¿Vuelve la naturalidad?

Kate Winslet, actriz, en la serie Mare of Easttown. HBO.
Kate Winslet, actriz, en la serie Mare of Easttown. / HBO.

La aparente superación de los estereotipos de belleza que desarrolla Kate Winslet en una serie de HBO es un consuelo en esta pandemia.

 

Poder ver la miniserie de HBO Mare of Easttown ha sido algo de lo agradable que ha podido traer el pasado mes de mayo. Su actriz principal, Kate Winslet, y el equipo de este relato han sabido traducir en imágenes la normalidad de muchas vidas, lo que es de agradecer en momentos tan duros como los que ha traído consigo esta peste. Lograr que en los siete capítulos emitidos todo haya parecido cercano a como suelen ser las vidas de la mayoría de las personas, sin que parezca falso, impostado o tan bonito como artificial y de bote, no es fácil. Si se hace caso a lo que la actriz ha dicho al The New York Times, buena parte del éxito de lo que está al alcance del común de los mortales se debe a su empeño en vestir ropas creíbles, mostrar los rasgos propios de su edad –sin afeites encubridores de las magulladuras del tiempo- y con las torpezas y desaliños que solemos tener todos.

Sencillez natural

La actitud tiene mérito porque la ha defendido una persona que, al parecer, ha tenido contratos millonarios con las industrias de la cosmética. Pero, aun así, la idea de que la belleza no está solo en la ligereza y tersura de rasgos juveniles, en quitarse las patas de gallo, ponerse silicona en las carnes prominentes o cuatro pelos en la calva reluciente -siempre para parecer más guapo/a ante los demás-, entra en crisis en esta miniserie y será un descanso si prosigue en las entregas que vengan. Todo será banalidad, sin embargo, si se queda en gesto que, de añadido, sería increíble si se reinterpreta como mera promoción.
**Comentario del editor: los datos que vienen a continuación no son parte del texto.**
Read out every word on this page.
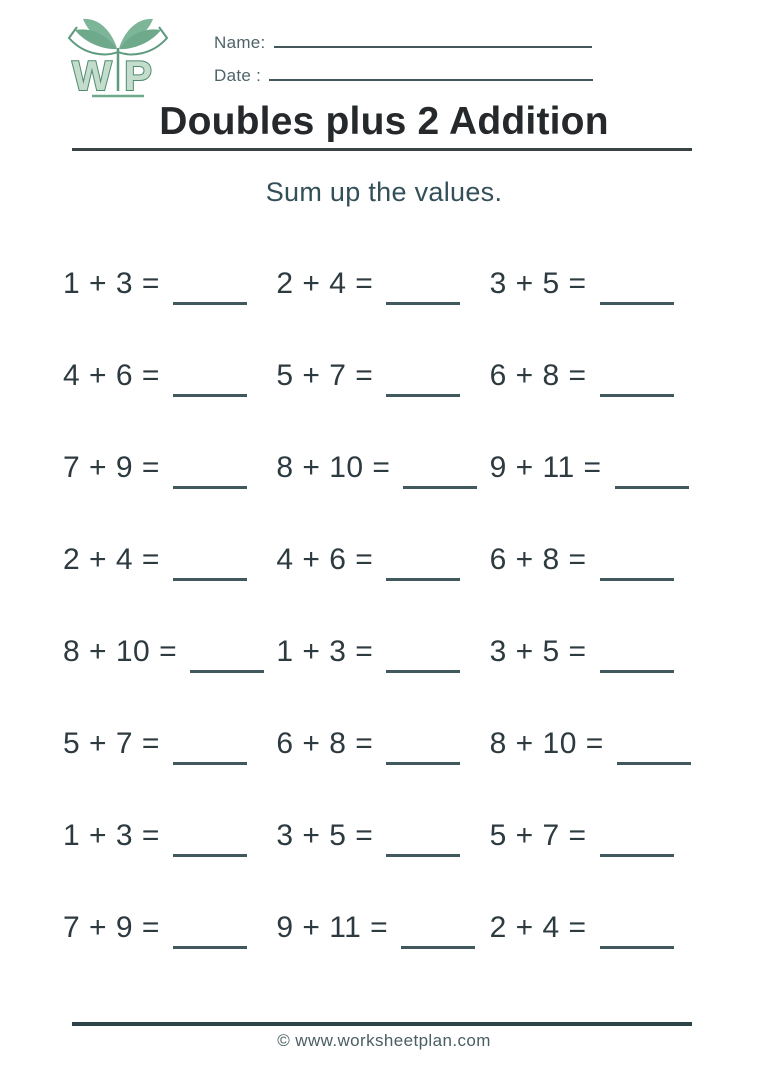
W P
Name:
Date :
Doubles plus 2 Addition
Sum up the values.
1 + 3 =	2 + 4 =	3 + 5 =
4 + 6 =	5 + 7 =	6 + 8 =
7 + 9 =	8 + 10 =	9 + 11 =
2 + 4 =	4 + 6 =	6 + 8 =
8 + 10 =	1 + 3 =	3 + 5 =
5 + 7 =	6 + 8 =	8 + 10 =
1 + 3 =	3 + 5 =	5 + 7 =
7 + 9 =	9 + 11 =	2 + 4 =
© www.worksheetplan.com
De momento, puede ser ocasión adecuada para ponernos de acuerdo con nosotros mismos en si la belleza de verdad es la que va de dentro afuera y no a la inversa, o en que el ser es más importante que el tener. No es baladí conciliarnos en que las apariencias solo son eso, apariencias, y que la cursilería tiene poco que ver con la naturalidad que traslucen las personas y cosas realmente hermosas. Si la pandemia dejara esto como enseñanza relevante, sería valioso en medio de tantas miserias como sigue destapando. Rescatar lo que siempre merece la pena y que siempre apreciamos, por encima de toda moda cambiante o de cualquier motivación de marketing sinuoso, puede que no esté en el programa de la miniserie de HBO, pero tal vez debiera estar en el de toda persona de bien que quiera tener el control de su autonomía personal.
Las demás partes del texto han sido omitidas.